Following above comment, here the code of Tyler Rinker used with your data. I hope this is what you want.
更新:在下面的评论之后,我使用了 reshape2软件包添加了一个解决方案。
,以便能够处理大量数据。
UPDATE: Following below comments, I added a solution using the package reshape2
in order to be able to handle larger amounts of data.

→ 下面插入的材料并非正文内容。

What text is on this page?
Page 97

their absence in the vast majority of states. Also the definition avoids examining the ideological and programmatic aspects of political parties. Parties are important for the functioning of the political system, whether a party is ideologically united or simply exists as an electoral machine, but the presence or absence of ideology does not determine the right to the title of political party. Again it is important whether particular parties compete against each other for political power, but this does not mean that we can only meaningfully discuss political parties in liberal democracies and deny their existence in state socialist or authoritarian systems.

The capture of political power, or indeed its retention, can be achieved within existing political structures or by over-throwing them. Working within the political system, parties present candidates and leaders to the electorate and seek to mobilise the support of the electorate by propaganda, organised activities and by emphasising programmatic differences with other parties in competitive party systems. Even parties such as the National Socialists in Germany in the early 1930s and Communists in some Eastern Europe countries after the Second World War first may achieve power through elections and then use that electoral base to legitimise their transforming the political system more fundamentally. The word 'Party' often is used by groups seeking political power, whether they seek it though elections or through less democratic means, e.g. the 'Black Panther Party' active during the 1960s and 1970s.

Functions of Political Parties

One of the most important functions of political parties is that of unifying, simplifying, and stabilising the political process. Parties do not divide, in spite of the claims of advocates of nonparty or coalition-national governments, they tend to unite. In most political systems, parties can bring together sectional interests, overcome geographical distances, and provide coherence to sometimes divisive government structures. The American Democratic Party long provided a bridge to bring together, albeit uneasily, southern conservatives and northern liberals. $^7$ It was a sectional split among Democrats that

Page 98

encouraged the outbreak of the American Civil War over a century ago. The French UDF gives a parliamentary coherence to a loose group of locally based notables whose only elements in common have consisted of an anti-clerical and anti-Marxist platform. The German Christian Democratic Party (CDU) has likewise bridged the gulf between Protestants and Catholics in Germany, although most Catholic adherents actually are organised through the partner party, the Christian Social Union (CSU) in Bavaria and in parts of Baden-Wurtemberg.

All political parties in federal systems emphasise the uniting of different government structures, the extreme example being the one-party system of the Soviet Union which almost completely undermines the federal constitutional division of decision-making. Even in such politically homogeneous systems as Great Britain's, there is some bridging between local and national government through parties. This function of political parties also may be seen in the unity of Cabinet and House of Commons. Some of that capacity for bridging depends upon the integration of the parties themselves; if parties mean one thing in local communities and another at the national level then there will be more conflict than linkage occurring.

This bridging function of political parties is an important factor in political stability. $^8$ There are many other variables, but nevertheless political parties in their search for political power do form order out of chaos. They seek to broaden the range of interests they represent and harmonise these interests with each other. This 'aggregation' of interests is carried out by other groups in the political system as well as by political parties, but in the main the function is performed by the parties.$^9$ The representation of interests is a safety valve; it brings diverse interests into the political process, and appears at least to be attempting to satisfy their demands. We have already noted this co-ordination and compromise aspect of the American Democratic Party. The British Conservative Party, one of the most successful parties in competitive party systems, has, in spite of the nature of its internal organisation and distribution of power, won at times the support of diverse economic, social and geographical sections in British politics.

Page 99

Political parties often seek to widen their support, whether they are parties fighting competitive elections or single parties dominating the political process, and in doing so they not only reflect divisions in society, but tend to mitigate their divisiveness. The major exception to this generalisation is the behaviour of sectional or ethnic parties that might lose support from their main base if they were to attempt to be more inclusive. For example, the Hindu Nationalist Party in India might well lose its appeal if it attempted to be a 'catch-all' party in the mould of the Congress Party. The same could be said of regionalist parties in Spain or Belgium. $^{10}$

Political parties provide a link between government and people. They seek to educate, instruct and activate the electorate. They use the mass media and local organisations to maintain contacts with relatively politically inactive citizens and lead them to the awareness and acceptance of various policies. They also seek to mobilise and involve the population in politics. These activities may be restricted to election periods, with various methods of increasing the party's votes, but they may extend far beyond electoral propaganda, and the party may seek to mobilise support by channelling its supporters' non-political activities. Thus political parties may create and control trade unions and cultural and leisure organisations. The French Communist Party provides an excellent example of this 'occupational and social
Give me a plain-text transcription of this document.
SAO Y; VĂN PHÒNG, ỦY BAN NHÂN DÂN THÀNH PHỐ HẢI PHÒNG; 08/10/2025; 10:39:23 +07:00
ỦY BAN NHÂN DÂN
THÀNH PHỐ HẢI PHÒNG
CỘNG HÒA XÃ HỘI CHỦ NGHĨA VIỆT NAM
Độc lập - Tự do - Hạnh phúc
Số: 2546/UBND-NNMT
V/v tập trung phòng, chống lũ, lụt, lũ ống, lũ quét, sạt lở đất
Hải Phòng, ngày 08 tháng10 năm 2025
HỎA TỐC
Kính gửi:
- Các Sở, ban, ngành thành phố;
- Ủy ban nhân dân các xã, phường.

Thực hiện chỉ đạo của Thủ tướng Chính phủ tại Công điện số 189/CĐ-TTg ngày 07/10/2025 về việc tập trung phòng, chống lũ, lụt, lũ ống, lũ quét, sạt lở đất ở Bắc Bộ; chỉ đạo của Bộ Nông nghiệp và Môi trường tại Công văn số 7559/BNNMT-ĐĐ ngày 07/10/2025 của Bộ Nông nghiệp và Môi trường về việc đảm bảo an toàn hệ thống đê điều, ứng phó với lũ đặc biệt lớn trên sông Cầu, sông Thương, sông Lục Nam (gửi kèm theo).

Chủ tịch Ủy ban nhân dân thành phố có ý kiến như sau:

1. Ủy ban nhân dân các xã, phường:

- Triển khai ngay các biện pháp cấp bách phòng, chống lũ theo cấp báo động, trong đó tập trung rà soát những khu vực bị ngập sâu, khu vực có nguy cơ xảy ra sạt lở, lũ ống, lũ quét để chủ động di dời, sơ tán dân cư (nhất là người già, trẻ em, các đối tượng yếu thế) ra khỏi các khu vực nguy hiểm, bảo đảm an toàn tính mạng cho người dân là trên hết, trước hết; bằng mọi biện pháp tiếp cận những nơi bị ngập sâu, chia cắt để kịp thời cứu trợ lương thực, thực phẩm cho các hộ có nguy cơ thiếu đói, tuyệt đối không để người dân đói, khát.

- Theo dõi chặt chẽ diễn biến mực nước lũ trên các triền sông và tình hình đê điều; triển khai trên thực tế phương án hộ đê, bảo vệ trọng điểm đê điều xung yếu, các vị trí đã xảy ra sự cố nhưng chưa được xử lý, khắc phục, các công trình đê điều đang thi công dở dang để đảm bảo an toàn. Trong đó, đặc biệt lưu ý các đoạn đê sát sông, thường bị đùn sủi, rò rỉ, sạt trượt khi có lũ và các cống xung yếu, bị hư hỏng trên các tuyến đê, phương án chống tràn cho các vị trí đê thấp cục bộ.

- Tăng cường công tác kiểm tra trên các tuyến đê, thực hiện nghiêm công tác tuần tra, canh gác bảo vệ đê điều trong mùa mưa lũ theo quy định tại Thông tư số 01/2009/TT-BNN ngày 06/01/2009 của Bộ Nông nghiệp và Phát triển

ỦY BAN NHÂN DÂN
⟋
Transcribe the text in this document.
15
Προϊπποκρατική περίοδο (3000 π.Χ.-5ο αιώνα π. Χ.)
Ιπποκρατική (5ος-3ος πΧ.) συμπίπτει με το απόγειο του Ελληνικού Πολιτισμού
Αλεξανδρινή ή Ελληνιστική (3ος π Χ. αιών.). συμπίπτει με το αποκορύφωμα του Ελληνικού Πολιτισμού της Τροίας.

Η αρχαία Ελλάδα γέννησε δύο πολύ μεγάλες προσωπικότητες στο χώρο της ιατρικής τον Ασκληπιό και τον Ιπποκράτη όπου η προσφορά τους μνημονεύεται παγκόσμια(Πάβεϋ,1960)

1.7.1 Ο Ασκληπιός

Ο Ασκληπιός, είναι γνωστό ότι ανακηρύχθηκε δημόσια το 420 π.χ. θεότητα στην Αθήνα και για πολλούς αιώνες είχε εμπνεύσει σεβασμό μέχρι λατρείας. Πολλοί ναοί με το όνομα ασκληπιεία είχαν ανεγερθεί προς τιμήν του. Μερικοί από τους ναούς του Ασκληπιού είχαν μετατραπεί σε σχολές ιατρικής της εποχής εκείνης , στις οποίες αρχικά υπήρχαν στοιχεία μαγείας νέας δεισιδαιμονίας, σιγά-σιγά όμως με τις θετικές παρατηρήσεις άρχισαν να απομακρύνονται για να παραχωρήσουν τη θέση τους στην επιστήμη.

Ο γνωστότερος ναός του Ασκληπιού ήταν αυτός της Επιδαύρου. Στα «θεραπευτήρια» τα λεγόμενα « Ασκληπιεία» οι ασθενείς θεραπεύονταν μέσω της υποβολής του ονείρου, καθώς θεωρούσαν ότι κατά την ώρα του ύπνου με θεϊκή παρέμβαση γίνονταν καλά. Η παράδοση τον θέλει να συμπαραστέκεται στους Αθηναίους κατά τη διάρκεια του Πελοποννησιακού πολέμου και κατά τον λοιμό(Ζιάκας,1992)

test.set <- read.table(text = "
cluster.id letters
1 5 A
2 4 B
3 4 B
4 3 A
5 3 E
6 3 D
7 3 C
8 2 A
9 2 E
10 1 A", header = T, stringsAsFactors = F)
x <- table(test.set)
x
letters
#cluster.id A B C D E
# 1 1 0 0 0 0
# 2 1 0 0 0 1
# 3 1 0 1 1 1
# 4 0 2 0 0 0
# 5 1 0 0 0 0
#base approach, based on answer by Tyler Rinker
x <- crossprod(x)
diag(x) <- 0 #this is to set matches such as AA, BB, etc. to zero
x
# letters
# letters
# A B C D E
# A 0 0 1 1 2
# B 0 0 0 0 0
# C 1 0 0 1 1
# D 1 0 1 0 1
# E 2 0 1 1 0
#reshape2 approach
x <- acast(test.set, cluster.id ~ letters)
x <- crossprod(x)
diag(x) <- 0
x
# A B C D E
# A 0 0 1 1 2
# B 0 0 0 0 0
# C 1 0 0 1 1
# D 1 0 1 0 1
# E 2 0 1 1 0
这篇关于R:使用成对组合更新邻接矩阵/数据帧的文章就介绍到这了,希望我们推荐的答案对大家有所帮助,也希望大家多多支持IT屋!